S’associer contre l’oppresseur
Le héros prend son origine dans une contestation des hiérarchies
traditionnelles au profit des exclus. Le héros de tes grands-parents,
c'était le messager de Jésus qui diffusait sa bonne nouvelle selon
laquelle tous les exclus au coeur pur seront sauvés par des miracles. Tu
as aimé cette histoire, mais tu la trouvais un peu vieillotte. Une
soutane, ça fait ringard. Tu es alors devenu moderne en changeant le nom
des lieux et des personnages. Tu attribues à ton peuple les mêmes
pouvoirs salvateurs qu'à Jésus, puis tu t'en fais le « représentant ».
Tu t'associes politiquement à d’autres pour émanciper les femmes, les
pauvres, les travailleurs, les marginaux, les minorités culturelles, les
peuples opprimés, du patronat, de la finance, de l'Église, de la
majorité anglophone, de l'homme blanc, de la police et des codes de vie
bourgeois. Tu suspectes la liberté économique d'être complice des
puissants, car tu les vois comme plus habiles à tirer leur épingle du
jeu des échanges impliquant de l'argent. Tu les vois marchander autour
de l'assemblée du peuple et tu te dis que, le jour où, tel Jésus, le
peuple entrera dans le temple pour les y chasser, le monde sera
meilleur.
Au-delà de ces symboles accrocheurs, tu crois que les exclus sont mieux
défendus derrière une bannière politique que seuls dans la jungle des
marchés, la main protégeant leur portefeuille et choisissant librement
ceux avec qui ils veulent échanger. Ta croyance a pourtant une faille
logique: Si nous sommes vulnérables seuls en situation d'échange, nous
le sommes aussi seuls en situation d'association politique. Si les
échanges contiennent des mécanismes de domination, l'association
politique en contient elle aussi, même enveloppée dans des discours de
justice sociale et de solidarité populaire.
Et si je te racontais que les nouveaux privilégiés de ton système
réussissent à camoufler cette nouvelle domination en nous racontant
l'histoire de ton héroïsme? Et si c'était toi qui agissais de la sorte?
Nous libérer pour notre bien
Toi, le héros moderne, tu idéalises le socialisme démocratique. Tu vises
l'égalité. Selon toi, « liberté » ne signifie pas nous laisser prendre des
décisions par nous-mêmes et vivre avec les conséquences. Non, car tu
estimes que nous sommes sous l'emprise de différents « déterminismes
sociaux » qui nous poussent à agir contre nos intérêts au profit d'une
classe dominante. Nous, les consommateurs, sommes influencés par des
publicités mensongères. Nous, les femmes, sommes endoctrinées par une
culture patriarcale machiste. Nous, les pauvres, agissons parce que nous
avons été privés d'un milieu de vie stimulant. Ceux qui ont eu la chance
d'être mieux placés que nous à la naissance peuvent donc nous exploiter
plus facilement. Nous qualifier de libre est une erreur.

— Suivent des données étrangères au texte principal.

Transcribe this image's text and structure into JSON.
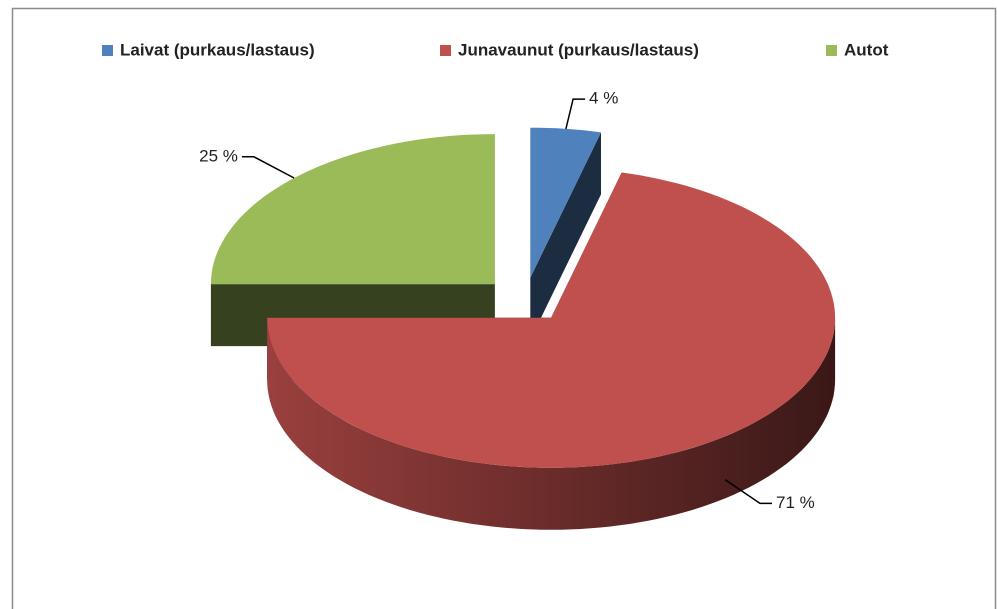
{
  "chart_data": {
    "type": "pie",
    "categories": [
      "Laivat (purkaus/lastaus)",
      "Junavaunut (purkaus/lastaus)",
      "Autot"
    ],
    "values": [
      4,
      71,
      25
    ],
    "value_labels": [
      "4 %",
      "71 %",
      "25 %"
    ],
    "colors": [
      "#4f81bd",
      "#c0504d",
      "#9bbb59"
    ],
    "legend": "top"
  }
}
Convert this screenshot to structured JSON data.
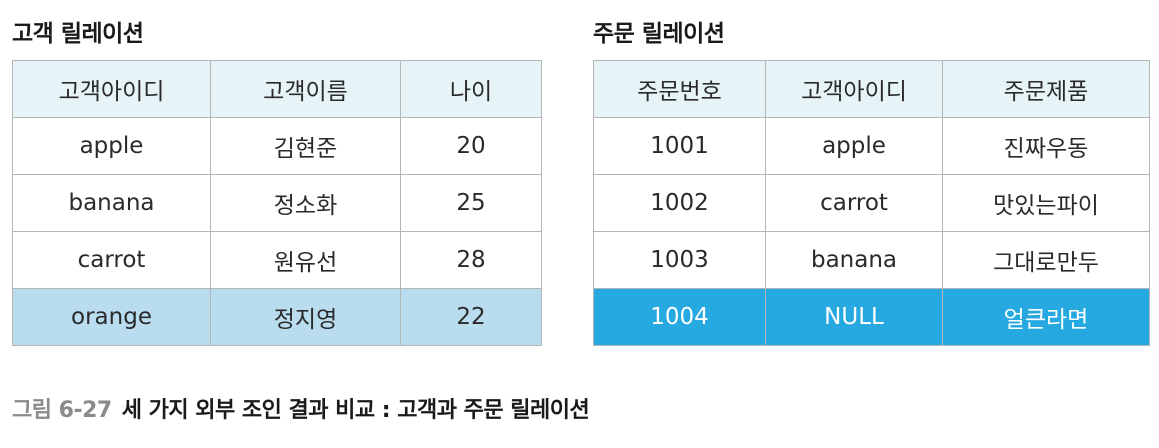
{
  "customer": {
    "title": "고객 릴레이션",
    "columns": [
      "고객아이디",
      "고객이름",
      "나이"
    ],
    "rows": [
      [
        "apple",
        "김현준",
        "20"
      ],
      [
        "banana",
        "정소화",
        "25"
      ],
      [
        "carrot",
        "원유선",
        "28"
      ],
      [
        "orange",
        "정지영",
        "22"
      ]
    ]
  },
  "order": {
    "title": "주문 릴레이션",
    "columns": [
      "주문번호",
      "고객아이디",
      "주문제품"
    ],
    "rows": [
      [
        "1001",
        "apple",
        "진짜우동"
      ],
      [
        "1002",
        "carrot",
        "맛있는파이"
      ],
      [
        "1003",
        "banana",
        "그대로만두"
      ],
      [
        "1004",
        "NULL",
        "얼큰라면"
      ]
    ]
  },
  "caption": {
    "label": "그림 6-27",
    "text": "세 가지 외부 조인 결과 비교 : 고객과 주문 릴레이션"
  },
  "colors": {
    "header_bg": "#e6f4f7",
    "highlight_light": "#b9dcef",
    "highlight_strong": "#26a9e0",
    "border": "#b5b5b5"
  }
}
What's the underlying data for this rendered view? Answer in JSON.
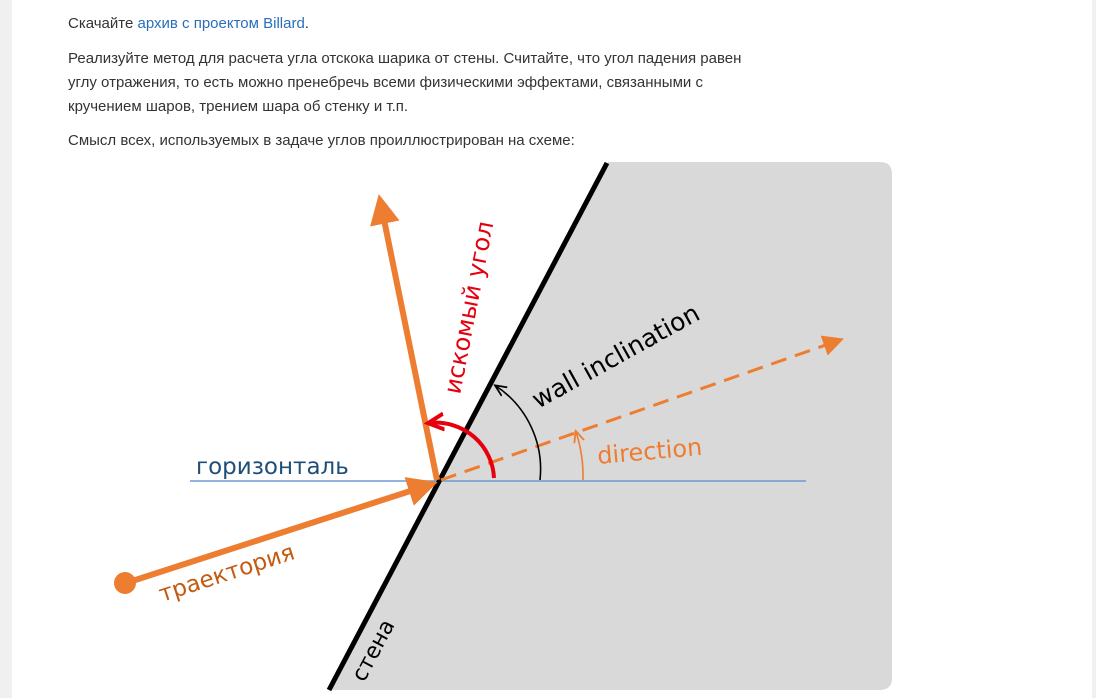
{
  "intro": {
    "prefix": "Скачайте ",
    "link_text": "архив с проектом Billard",
    "suffix": "."
  },
  "task": {
    "line1": "Реализуйте метод для расчета угла отскока шарика от стены. Считайте, что угол падения равен",
    "line2": "углу отражения, то есть можно пренебречь всеми физическими эффектами, связанными с",
    "line3": "кручением шаров, трением шара об стенку и т.п."
  },
  "explain": "Смысл всех, используемых в задаче углов проиллюстрирован на схеме:",
  "diagram": {
    "labels": {
      "horizontal": "горизонталь",
      "trajectory": "траектория",
      "wall": "стена",
      "sought_angle": "искомый угол",
      "wall_inclination": "wall inclination",
      "direction": "direction"
    },
    "colors": {
      "panel": "#d9d9d9",
      "orange": "#ed7d31",
      "red": "#e6000e",
      "blue_line": "#6c9bd2",
      "horizontal_text": "#1f4e79",
      "wall": "#000000"
    }
  }
}
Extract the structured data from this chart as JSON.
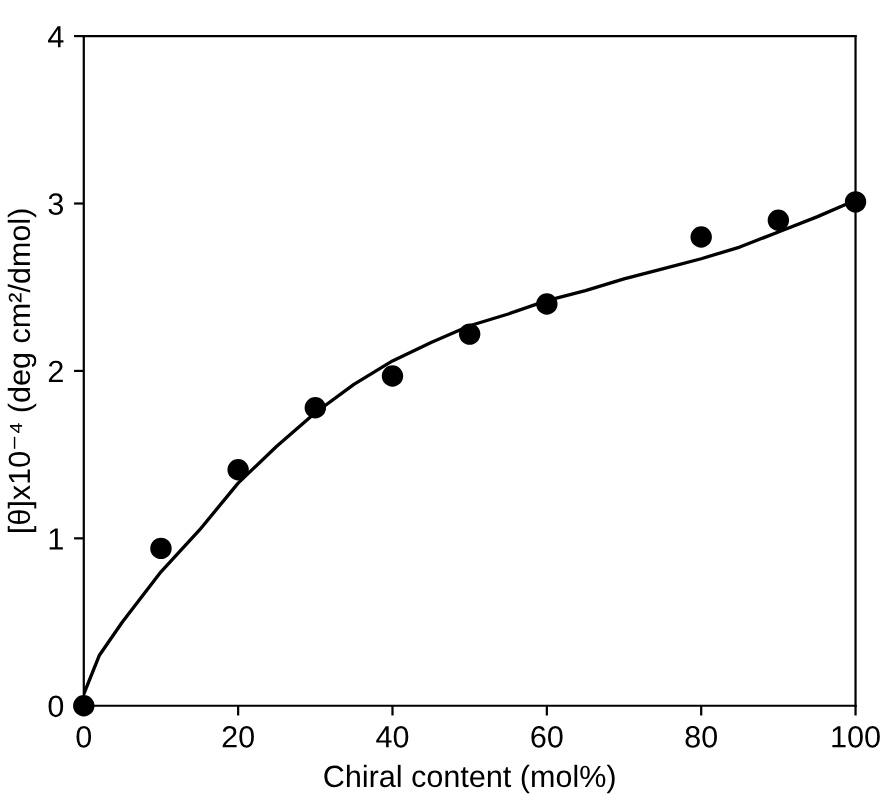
{
  "chart_data": {
    "type": "scatter",
    "xlabel": "Chiral content (mol%)",
    "ylabel": "[θ]x10⁻⁴ (deg cm²/dmol)",
    "xlim": [
      0,
      100
    ],
    "ylim": [
      0,
      4
    ],
    "xticks": [
      0,
      20,
      40,
      60,
      80,
      100
    ],
    "yticks": [
      0,
      1,
      2,
      3,
      4
    ],
    "grid": false,
    "legend": false,
    "series": [
      {
        "color": "#000000",
        "marker": "circle",
        "x": [
          0,
          10,
          20,
          30,
          40,
          50,
          60,
          80,
          90,
          100
        ],
        "values": [
          0,
          0.94,
          1.41,
          1.78,
          1.97,
          2.22,
          2.4,
          2.8,
          2.9,
          3.01
        ]
      },
      {
        "type": "line",
        "color": "#000000",
        "marker": "none",
        "line_style": "solid",
        "x": [
          0,
          2,
          5,
          10,
          15,
          20,
          25,
          30,
          35,
          40,
          45,
          50,
          55,
          60,
          65,
          70,
          75,
          80,
          85,
          90,
          95,
          100
        ],
        "values": [
          0.07,
          0.3,
          0.5,
          0.8,
          1.05,
          1.33,
          1.55,
          1.75,
          1.92,
          2.06,
          2.17,
          2.27,
          2.34,
          2.42,
          2.48,
          2.55,
          2.61,
          2.67,
          2.74,
          2.83,
          2.92,
          3.02
        ]
      }
    ]
  }
}
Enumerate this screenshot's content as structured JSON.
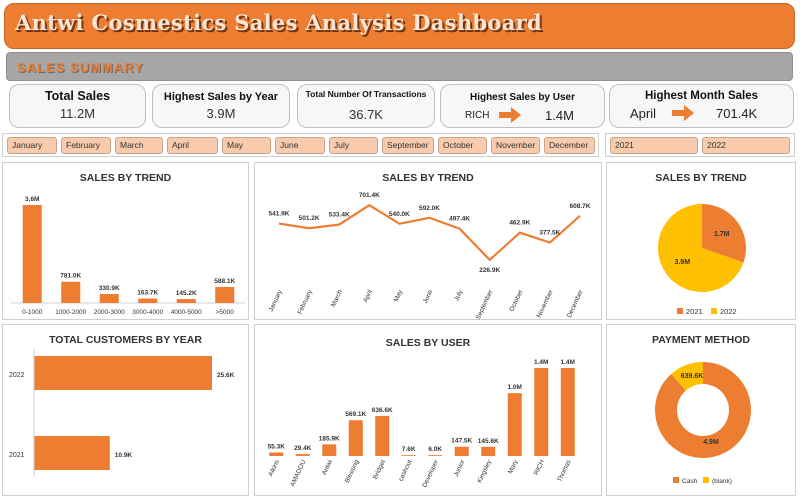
{
  "title": "Antwi Cosmestics Sales Analysis Dashboard",
  "summary_label": "SALES SUMMARY",
  "kpis": {
    "total_sales": {
      "label": "Total Sales",
      "value": "11.2M"
    },
    "highest_year": {
      "label": "Highest Sales by Year",
      "value": "3.9M"
    },
    "transactions": {
      "label": "Total Number Of Transactions",
      "value": "36.7K"
    },
    "highest_user": {
      "label": "Highest Sales by User",
      "name": "RICH",
      "value": "1.4M"
    },
    "highest_month": {
      "label": "Highest Month Sales",
      "name": "April",
      "value": "701.4K"
    }
  },
  "filters": {
    "months": [
      "January",
      "February",
      "March",
      "April",
      "May",
      "June",
      "July",
      "September",
      "October",
      "November",
      "December"
    ],
    "years": [
      "2021",
      "2022"
    ]
  },
  "colors": {
    "orange": "#ed7d31",
    "yellow": "#ffc000",
    "accent_light": "#f8cbad"
  },
  "panels": {
    "trend_bar": "SALES BY TREND",
    "trend_line": "SALES BY TREND",
    "trend_pie": "SALES BY TREND",
    "customers": "TOTAL CUSTOMERS BY YEAR",
    "by_user": "SALES BY USER",
    "payment": "PAYMENT METHOD"
  },
  "chart_data": [
    {
      "id": "trend_bar",
      "type": "bar",
      "title": "SALES BY TREND",
      "categories": [
        "0-1000",
        "1000-2000",
        "2000-3000",
        "3000-4000",
        "4000-5000",
        ">5000"
      ],
      "values": [
        3600000,
        781000,
        330900,
        163700,
        145200,
        588100
      ],
      "labels": [
        "3.6M",
        "781.0K",
        "330.9K",
        "163.7K",
        "145.2K",
        "588.1K"
      ]
    },
    {
      "id": "trend_line",
      "type": "line",
      "title": "SALES BY TREND",
      "categories": [
        "January",
        "February",
        "March",
        "April",
        "May",
        "June",
        "July",
        "September",
        "October",
        "November",
        "December"
      ],
      "values": [
        541900,
        501200,
        533400,
        701400,
        540000,
        592000,
        497400,
        226900,
        462900,
        377500,
        608700
      ],
      "labels": [
        "541.9K",
        "501.2K",
        "533.4K",
        "701.4K",
        "540.0K",
        "592.0K",
        "497.4K",
        "226.9K",
        "462.9K",
        "377.5K",
        "608.7K"
      ]
    },
    {
      "id": "trend_pie",
      "type": "pie",
      "title": "SALES BY TREND",
      "slices": [
        {
          "name": "2021",
          "value": 1700000,
          "label": "1.7M",
          "color": "#ed7d31"
        },
        {
          "name": "2022",
          "value": 3900000,
          "label": "3.9M",
          "color": "#ffc000"
        }
      ],
      "legend": "bottom"
    },
    {
      "id": "customers",
      "type": "bar",
      "orientation": "horizontal",
      "title": "TOTAL CUSTOMERS BY YEAR",
      "categories": [
        "2022",
        "2021"
      ],
      "values": [
        25600,
        10900
      ],
      "labels": [
        "25.6K",
        "10.9K"
      ]
    },
    {
      "id": "by_user",
      "type": "bar",
      "title": "SALES BY USER",
      "categories": [
        "Aikins",
        "AMADOU",
        "Antwi",
        "Blessing",
        "Bridget",
        "cashout",
        "Developer",
        "Junior",
        "Kingsley",
        "Mary",
        "RICH",
        "Thomas"
      ],
      "values": [
        55300,
        29400,
        185900,
        569100,
        636600,
        7600,
        6000,
        147500,
        145600,
        1000000,
        1400000,
        1400000
      ],
      "labels": [
        "55.3K",
        "29.4K",
        "185.9K",
        "569.1K",
        "636.6K",
        "7.6K",
        "6.0K",
        "147.5K",
        "145.6K",
        "1.0M",
        "1.4M",
        "1.4M"
      ]
    },
    {
      "id": "payment",
      "type": "pie",
      "variant": "donut",
      "title": "PAYMENT METHOD",
      "slices": [
        {
          "name": "Cash",
          "value": 4900000,
          "label": "4.9M",
          "color": "#ed7d31"
        },
        {
          "name": "(blank)",
          "value": 639600,
          "label": "639.6K",
          "color": "#ffc000"
        }
      ],
      "legend": "bottom"
    }
  ]
}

Tu te vois alors comme celui parmi nous qui s'est libéré « réellement ».
Tu t'autorises à nous imposer politiquement des mesures de « correction »
visant à nous libérer ainsi de nos chaînes pour notre bien.
Ton discours cache une nouvelle forme de domination dans laquelle tu es
au centre. Tu iras travailler en missionnaire dans ces programmes
gouvernementaux munis d'instrument de contrôle sur nous. Nous, les
clients de services essentiels, devenons tes « usagers » et sommes obligés
de te payer et de recevoir tes services à ton tarif selon tes exigences.
Tu peux désormais faire valoir ton propre plan « éducatif » à l'encontre
du nôtre. Nous, les étudiants, devons suivre plus de cours que nous le
voulons sous prétexte de nous former à la citoyenneté. Nous, les
pauvres, pouvons être amenés à nous faire imposer des « conseillers » qui
nous contrôlent et nous sermonnent moyennant un cadeau monétaire qui
encourage notre dépendance.
Nous te voyons aussi compliquer les échanges économiques au point de
repousser ceux parmi nous qui se risqueraient autrement à augmenter nos
opportunités.
Nous, les consommateurs, payons plus cher pour un service parce que tu
as cru bon d'imposer toutes sortes de mesures coûteuses à telle ou telle
industrie. Nous, les personnes âgées, sommes à la merci d'une
bureaucratie moins humaine que ne l'était la solidarité de nos enfants.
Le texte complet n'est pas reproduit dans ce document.